なぜかといえば、EU加盟国は、2020年代に財政収支を黒字にする方針だからだ。ドイツやオランダではもうすでに財政黒字になっている。高成長・低金利頼みで政府債務残高対GDP比が下がるのではない。財政健全化努力をすることで、政府債務残高対GDP比を下げる決意なのだ。
もっともEU加盟国は、緊縮財政にあえいで、経済成長が落ち込むとみているわけではない。財政収支を黒字化し、政府債務残高対GDP比が下がる中でも、実質成長率は1.2~1.4%と見込んでいるのである。

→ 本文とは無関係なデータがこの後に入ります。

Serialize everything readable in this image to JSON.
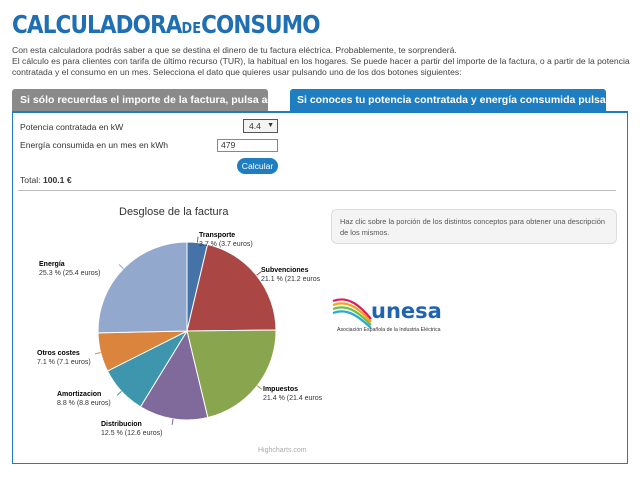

このように、日米とEU諸国は、極めて対照的といえる。確かに財政健全化の究極の目標は、政府債務残高対GDP比を安定的に引き下げること。が、高成長・低金利頼みで確実に達成しようとすれば、想定外に名目成長率が下がったり、国債金利が上がるだけでも、達成が危うくなってしまう。
歳出の抑制や税収の確保こそが正攻法
とりわけ冒頭に示したように、財政健全化に不熱心で国債を増発するとみられただけで、国債金利は上がることもある。さらには日米欧で展開されてきた大規模な金融緩和政策を、今後徐々に縮小していくとなると、そのときには金利の上昇は不可避だろう。米国や欧州では、すでにその予兆が出始めている。
政府債務残高対GDP比を安定的に引き下げるという、財政健全化の究極の目標を達成するには、財政出動に依存せずに経済成長できる基盤を構築しつつ、歳出の抑制や税収の確保による財政健全化努力こそが、正攻法であり王道なのだ。